SAL LITVAK
HOLLYWOOD DIRECTOR, FOUNDER OF THE ACCIDENTAL TALMUDIST
Salvador Litvak was born in Santiago, Chile, and moved to New York at age five. He attended Harvard, NYU Law, and UCLA Film school. He directed the Passover comedy and cult hit, When Do We Eat? starring Max Greenfield, Ben Feldman, Shiri Appleby, Lesley Ann Warren, and Jack Klugman in his final role. Sal also directed Saving Lincoln, based on the true story of Abraham Lincoln and his closest friend and bodyguard, Ward Hill Lamon. It features a new visual style called CineCollage, which places the actors within actual Civil War photographs. Houghton Mifflin has incorporated the film’s Gettysburg Address scene into its American history textbook. Sal wrote both films with his wife, Nina. Their next picture is Man in the Long Black Coat, starring Mark Feuerstein, Christopher Lloyd, Dermot Mulroney, and Neal McDonough. The film is a neo-western mystery thriller about a Chassidic rabbi who investigates a seeming hate crime and uncovers a far more sinister truth.

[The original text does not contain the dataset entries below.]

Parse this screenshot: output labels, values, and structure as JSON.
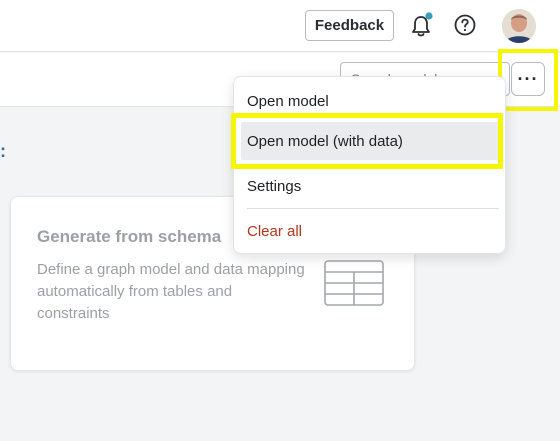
{
  "header": {
    "feedback_label": "Feedback",
    "notification_badge_color": "#3aa0b8",
    "icons": [
      "bell-icon",
      "help-icon",
      "avatar"
    ]
  },
  "toolbar": {
    "search_placeholder": "Search model...",
    "more_label": "···"
  },
  "card": {
    "title": "Generate from schema",
    "description": "Define a graph model and data mapping automatically from tables and constraints",
    "icon": "table-icon"
  },
  "menu": {
    "items": [
      {
        "label": "Open model"
      },
      {
        "label": "Open model (with data)"
      },
      {
        "label": "Settings"
      },
      {
        "label": "Clear all"
      }
    ]
  },
  "colors": {
    "highlight": "#f6f600",
    "danger": "#b5341c",
    "accent": "#2d6fb0"
  }
}
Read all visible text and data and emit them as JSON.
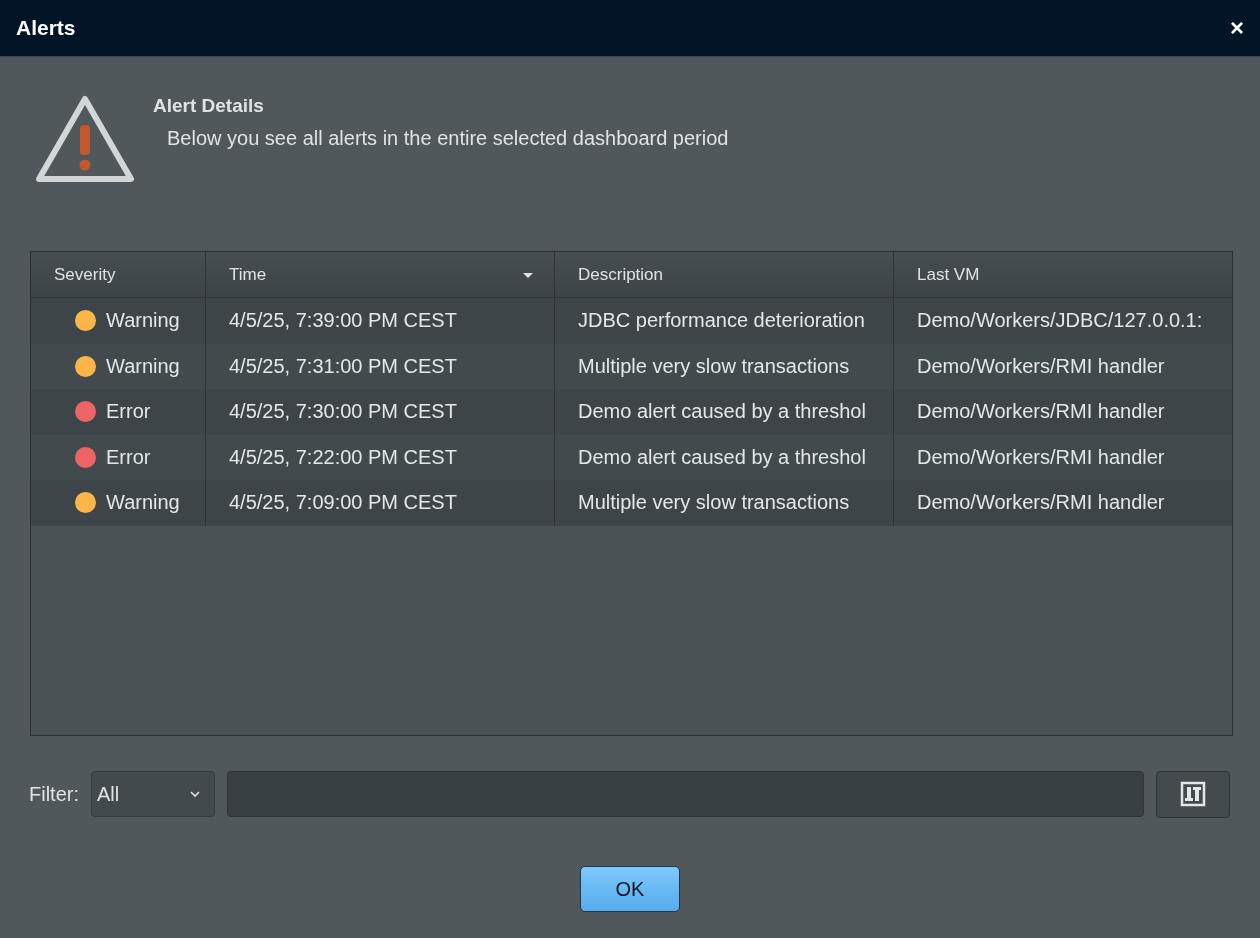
{
  "window": {
    "title": "Alerts",
    "close": "×"
  },
  "header": {
    "title": "Alert Details",
    "subtitle": "Below you see all alerts in the entire selected dashboard period"
  },
  "table": {
    "columns": [
      "Severity",
      "Time",
      "Description",
      "Last VM"
    ],
    "rows": [
      {
        "severity": "Warning",
        "color": "#fdb54a",
        "time": "4/5/25, 7:39:00 PM CEST",
        "description": "JDBC performance deterioration",
        "last_vm": "Demo/Workers/JDBC/127.0.0.1:"
      },
      {
        "severity": "Warning",
        "color": "#fdb54a",
        "time": "4/5/25, 7:31:00 PM CEST",
        "description": "Multiple very slow transactions",
        "last_vm": "Demo/Workers/RMI handler"
      },
      {
        "severity": "Error",
        "color": "#ec6464",
        "time": "4/5/25, 7:30:00 PM CEST",
        "description": "Demo alert caused by a threshol",
        "last_vm": "Demo/Workers/RMI handler"
      },
      {
        "severity": "Error",
        "color": "#ec6464",
        "time": "4/5/25, 7:22:00 PM CEST",
        "description": "Demo alert caused by a threshol",
        "last_vm": "Demo/Workers/RMI handler"
      },
      {
        "severity": "Warning",
        "color": "#fdb54a",
        "time": "4/5/25, 7:09:00 PM CEST",
        "description": "Multiple very slow transactions",
        "last_vm": "Demo/Workers/RMI handler"
      }
    ]
  },
  "filter": {
    "label": "Filter:",
    "value": "All"
  },
  "buttons": [
    "OK"
  ]
}
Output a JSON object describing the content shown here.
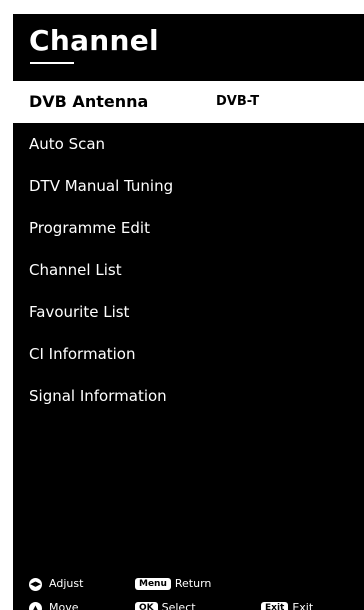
{
  "header": {
    "title": "Channel"
  },
  "menu": {
    "items": [
      {
        "label": "DVB Antenna",
        "value": "DVB-T"
      },
      {
        "label": "Auto Scan"
      },
      {
        "label": "DTV Manual Tuning"
      },
      {
        "label": "Programme Edit"
      },
      {
        "label": "Channel List"
      },
      {
        "label": "Favourite List"
      },
      {
        "label": "CI Information"
      },
      {
        "label": "Signal Information"
      }
    ]
  },
  "legend": {
    "adjust": {
      "icon": "left-right-dpad-icon",
      "label": "Adjust"
    },
    "return": {
      "key": "Menu",
      "label": "Return"
    },
    "move": {
      "icon": "up-down-dpad-icon",
      "label": "Move"
    },
    "select": {
      "key": "OK",
      "label": "Select"
    },
    "exit": {
      "key": "Exit",
      "label": "Exit"
    }
  },
  "colors": {
    "background": "#000000",
    "text": "#ffffff",
    "selection": "#ffffff"
  }
}
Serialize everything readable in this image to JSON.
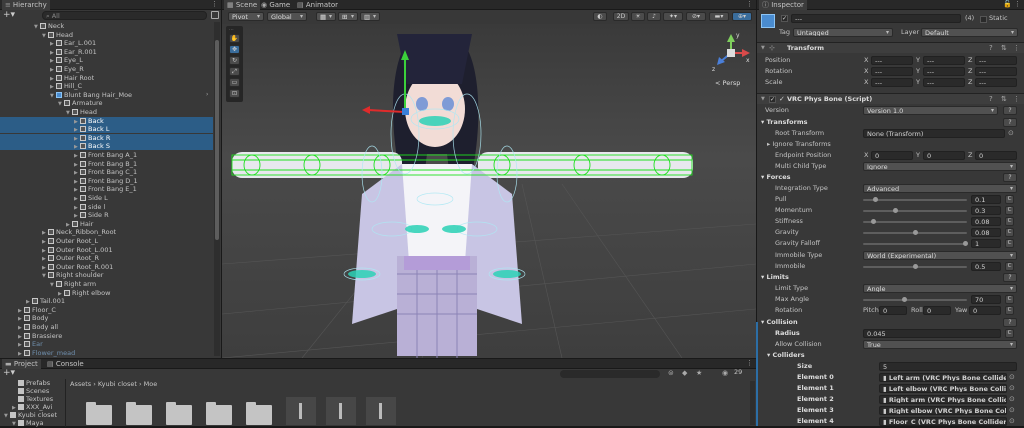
{
  "hierarchy": {
    "tab": "Hierarchy",
    "search_placeholder": "All",
    "rows": [
      {
        "label": "Neck",
        "indent": 4,
        "expanded": true,
        "sel": false,
        "icon": "cube",
        "dim": false
      },
      {
        "label": "Head",
        "indent": 5,
        "expanded": true,
        "sel": false,
        "icon": "cube",
        "dim": false
      },
      {
        "label": "Ear_L.001",
        "indent": 6,
        "expanded": false,
        "sel": false,
        "icon": "cube",
        "dim": false
      },
      {
        "label": "Ear_R.001",
        "indent": 6,
        "expanded": false,
        "sel": false,
        "icon": "cube",
        "dim": false
      },
      {
        "label": "Eye_L",
        "indent": 6,
        "expanded": false,
        "sel": false,
        "icon": "cube",
        "dim": false
      },
      {
        "label": "Eye_R",
        "indent": 6,
        "expanded": false,
        "sel": false,
        "icon": "cube",
        "dim": false
      },
      {
        "label": "Hair Root",
        "indent": 6,
        "expanded": false,
        "sel": false,
        "icon": "cube",
        "dim": false
      },
      {
        "label": "Hill_C",
        "indent": 6,
        "expanded": false,
        "sel": false,
        "icon": "cube",
        "dim": false
      },
      {
        "label": "Blunt Bang Hair_Moe",
        "indent": 6,
        "expanded": true,
        "sel": false,
        "icon": "blue",
        "dim": false
      },
      {
        "label": "Armature",
        "indent": 7,
        "expanded": true,
        "sel": false,
        "icon": "cube",
        "dim": false
      },
      {
        "label": "Head",
        "indent": 8,
        "expanded": true,
        "sel": false,
        "icon": "cube",
        "dim": false
      },
      {
        "label": "Back",
        "indent": 9,
        "expanded": false,
        "sel": true,
        "icon": "cube",
        "dim": false
      },
      {
        "label": "Back L",
        "indent": 9,
        "expanded": false,
        "sel": true,
        "icon": "cube",
        "dim": false
      },
      {
        "label": "Back R",
        "indent": 9,
        "expanded": false,
        "sel": true,
        "icon": "cube",
        "dim": false
      },
      {
        "label": "Back S",
        "indent": 9,
        "expanded": false,
        "sel": true,
        "icon": "cube",
        "dim": false
      },
      {
        "label": "Front Bang A_1",
        "indent": 9,
        "expanded": false,
        "sel": false,
        "icon": "cube",
        "dim": false
      },
      {
        "label": "Front Bang B_1",
        "indent": 9,
        "expanded": false,
        "sel": false,
        "icon": "cube",
        "dim": false
      },
      {
        "label": "Front Bang C_1",
        "indent": 9,
        "expanded": false,
        "sel": false,
        "icon": "cube",
        "dim": false
      },
      {
        "label": "Front Bang D_1",
        "indent": 9,
        "expanded": false,
        "sel": false,
        "icon": "cube",
        "dim": false
      },
      {
        "label": "Front Bang E_1",
        "indent": 9,
        "expanded": false,
        "sel": false,
        "icon": "cube",
        "dim": false
      },
      {
        "label": "Side L",
        "indent": 9,
        "expanded": false,
        "sel": false,
        "icon": "cube",
        "dim": false
      },
      {
        "label": "side l",
        "indent": 9,
        "expanded": false,
        "sel": false,
        "icon": "cube",
        "dim": false
      },
      {
        "label": "Side R",
        "indent": 9,
        "expanded": false,
        "sel": false,
        "icon": "cube",
        "dim": false
      },
      {
        "label": "Hair",
        "indent": 8,
        "expanded": false,
        "sel": false,
        "icon": "cube",
        "dim": false
      },
      {
        "label": "Neck_Ribbon_Root",
        "indent": 5,
        "expanded": false,
        "sel": false,
        "icon": "cube",
        "dim": false
      },
      {
        "label": "Outer Root_L",
        "indent": 5,
        "expanded": false,
        "sel": false,
        "icon": "cube",
        "dim": false
      },
      {
        "label": "Outer Root_L.001",
        "indent": 5,
        "expanded": false,
        "sel": false,
        "icon": "cube",
        "dim": false
      },
      {
        "label": "Outer Root_R",
        "indent": 5,
        "expanded": false,
        "sel": false,
        "icon": "cube",
        "dim": false
      },
      {
        "label": "Outer Root_R.001",
        "indent": 5,
        "expanded": false,
        "sel": false,
        "icon": "cube",
        "dim": false
      },
      {
        "label": "Right shoulder",
        "indent": 5,
        "expanded": true,
        "sel": false,
        "icon": "cube",
        "dim": false
      },
      {
        "label": "Right arm",
        "indent": 6,
        "expanded": true,
        "sel": false,
        "icon": "cube",
        "dim": false
      },
      {
        "label": "Right elbow",
        "indent": 7,
        "expanded": false,
        "sel": false,
        "icon": "cube",
        "dim": false
      },
      {
        "label": "Tail.001",
        "indent": 3,
        "expanded": false,
        "sel": false,
        "icon": "cube",
        "dim": false
      },
      {
        "label": "Floor_C",
        "indent": 2,
        "expanded": false,
        "sel": false,
        "icon": "cube",
        "dim": false
      },
      {
        "label": "Body",
        "indent": 2,
        "expanded": false,
        "sel": false,
        "icon": "cube",
        "dim": false
      },
      {
        "label": "Body all",
        "indent": 2,
        "expanded": false,
        "sel": false,
        "icon": "cube",
        "dim": false
      },
      {
        "label": "Brassiere",
        "indent": 2,
        "expanded": false,
        "sel": false,
        "icon": "cube",
        "dim": false
      },
      {
        "label": "Ear",
        "indent": 2,
        "expanded": false,
        "sel": false,
        "icon": "cube",
        "dim": true
      },
      {
        "label": "Flower_mead",
        "indent": 2,
        "expanded": false,
        "sel": false,
        "icon": "cube",
        "dim": true
      }
    ]
  },
  "scene": {
    "tabs": [
      "Scene",
      "Game",
      "Animator"
    ],
    "pivot": "Pivot",
    "global": "Global",
    "mode_2d": "2D",
    "persp": "< Persp",
    "axis_x": "x",
    "axis_y": "y",
    "axis_z": "z"
  },
  "inspector": {
    "tab": "Inspector",
    "object_name": "---",
    "layer_count": "(4)",
    "static_label": "Static",
    "tag_label": "Tag",
    "tag_value": "Untagged",
    "layer_label": "Layer",
    "layer_value": "Default",
    "transform_title": "Transform",
    "position_label": "Position",
    "rotation_label": "Rotation",
    "scale_label": "Scale",
    "x": "X",
    "y": "Y",
    "z": "Z",
    "dash": "---",
    "component_title": "VRC Phys Bone (Script)",
    "version_label": "Version",
    "version_value": "Version 1.0",
    "q": "?",
    "transforms_header": "Transforms",
    "root_transform_label": "Root Transform",
    "root_transform_value": "None (Transform)",
    "ignore_transforms_label": "Ignore Transforms",
    "endpoint_label": "Endpoint Position",
    "endpoint_x": "0",
    "endpoint_y": "0",
    "endpoint_z": "0",
    "multi_child_label": "Multi Child Type",
    "multi_child_value": "Ignore",
    "forces_header": "Forces",
    "integration_label": "Integration Type",
    "integration_value": "Advanced",
    "force_rows": [
      {
        "label": "Pull",
        "value": "0.1",
        "level": 0.1
      },
      {
        "label": "Momentum",
        "value": "0.3",
        "level": 0.3
      },
      {
        "label": "Stiffness",
        "value": "0.08",
        "level": 0.08
      },
      {
        "label": "Gravity",
        "value": "0.08",
        "level": 0.5
      },
      {
        "label": "Gravity Falloff",
        "value": "1",
        "level": 1
      }
    ],
    "immobile_type_label": "Immobile Type",
    "immobile_type_value": "World (Experimental)",
    "immobile_label": "Immobile",
    "immobile_value": "0.5",
    "immobile_level": 0.5,
    "limits_header": "Limits",
    "limit_type_label": "Limit Type",
    "limit_type_value": "Angle",
    "max_angle_label": "Max Angle",
    "max_angle_value": "70",
    "max_angle_level": 0.39,
    "rotation_row_label": "Rotation",
    "pitch_label": "Pitch",
    "pitch_value": "0",
    "roll_label": "Roll",
    "roll_value": "0",
    "yaw_label": "Yaw",
    "yaw_value": "0",
    "collision_header": "Collision",
    "radius_label": "Radius",
    "radius_value": "0.045",
    "allow_collision_label": "Allow Collision",
    "allow_collision_value": "True",
    "colliders_header": "Colliders",
    "size_label": "Size",
    "size_value": "5",
    "c_label": "C",
    "colliders": [
      {
        "label": "Element 0",
        "value": "Left arm (VRC Phys Bone Collider)"
      },
      {
        "label": "Element 1",
        "value": "Left elbow (VRC Phys Bone Collider)"
      },
      {
        "label": "Element 2",
        "value": "Right arm (VRC Phys Bone Collider)"
      },
      {
        "label": "Element 3",
        "value": "Right elbow (VRC Phys Bone Collider)"
      },
      {
        "label": "Element 4",
        "value": "Floor_C (VRC Phys Bone Collider)"
      }
    ]
  },
  "project": {
    "tabs": [
      "Project",
      "Console"
    ],
    "breadcrumb": [
      "Assets",
      "Kyubi closet",
      "Moe"
    ],
    "item_count": "29",
    "tree": [
      "Prefabs",
      "Scenes",
      "Textures",
      "XXX_Avi",
      "Kyubi closet",
      "Maya"
    ]
  }
}
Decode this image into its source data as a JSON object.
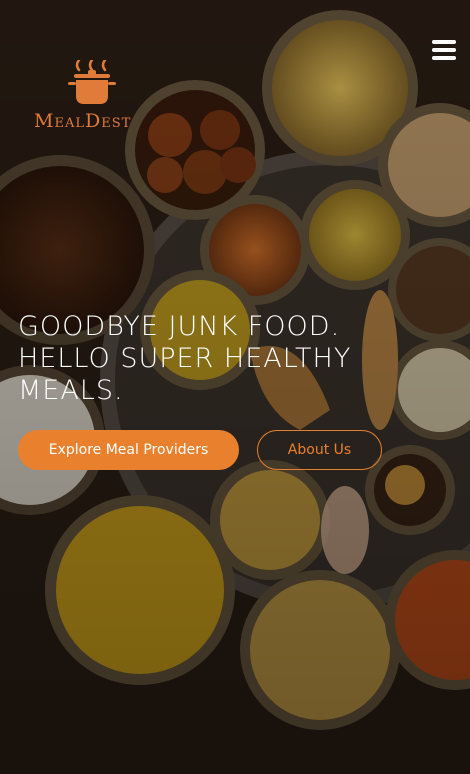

A pair of miracles propelled Sal on his faith journey, leading him to create the Accidental Talmudist, a nonprofit social media platform. He and Nina share daily posts on Jewish wisdom, history, and humor with over one million followers in 70 countries.
The Language of Events
SAL LITVAK
I was a teenage science-fiction fanatic. My heroes were Heinlein, Asimov, and Clarke. They rarely talked about God. At the time, Hebrew School was a three-day-a-week chore that I mostly dreaded, and my teachers there didn’t talk much about God either. Nor did my parents, friends, or public-school teachers. And yet, I somehow formed a relationship with the Almighty.
He (an admittedly clumsy pronoun for a Being beyond gender) is the strong, silent type. He hasn’t spoken to me in words, but He speaks to all of us constantly in the language of events. I started paying attention at a young age because it seemed absurd to me that the universe and all its trillions of stars could have burst into existence out of nothing. The Big Bang had to have been willed. It had to have a Creator.
And if that Creator placed thinking creatures in the creation, it stood to reason that He would be interested in having a relationship with them – with us. So I started talking to Him. Decades later I learned that I had stumbled onto an important Jewish practice. You can do it too. Simply talk to God as you would to a close friend. Not in your thoughts, but with your lips. It’s liberating and rewarding. I suggest trying it in private. People can be pretty judgmental about such things – their loss.
When you talk to God, a few things happen. Since there’s no point in lying – He knows what’s what – you hear a dead honest version of yourself. More honest than the voice inside your head, which often self-deceives. And since God answers in His own way and in His own good time, you grow in patience. Eventually you even begin to grow in wisdom.
In Psalm 90, Moses addresses this process. He was luckier than most. God spoke to him in words. Moses understood that he was privileged, so he left us some guideposts for fashioning our own relationships with God. The Torah is the big one, but Psalm 90 is pretty special too. In it, Moses scripted an average person’s one-sided conversation with God, including the line, “Teach us to number our days, that we may acquire a heart of wisdom.”
When you speak with the eternal One, you soon realize how short life is, even if you’re blessed to reach 120 like Moses. I don’t know about you, but my tendency is to waste a lot of time, time I’ll regret having wasted when I’m lying on my deathbed. Now, no one likes talking about their deathbed. Talking to our Creator, however, accomplishes the same task without being so grim. In fact, it’s joyful. Highly recommended.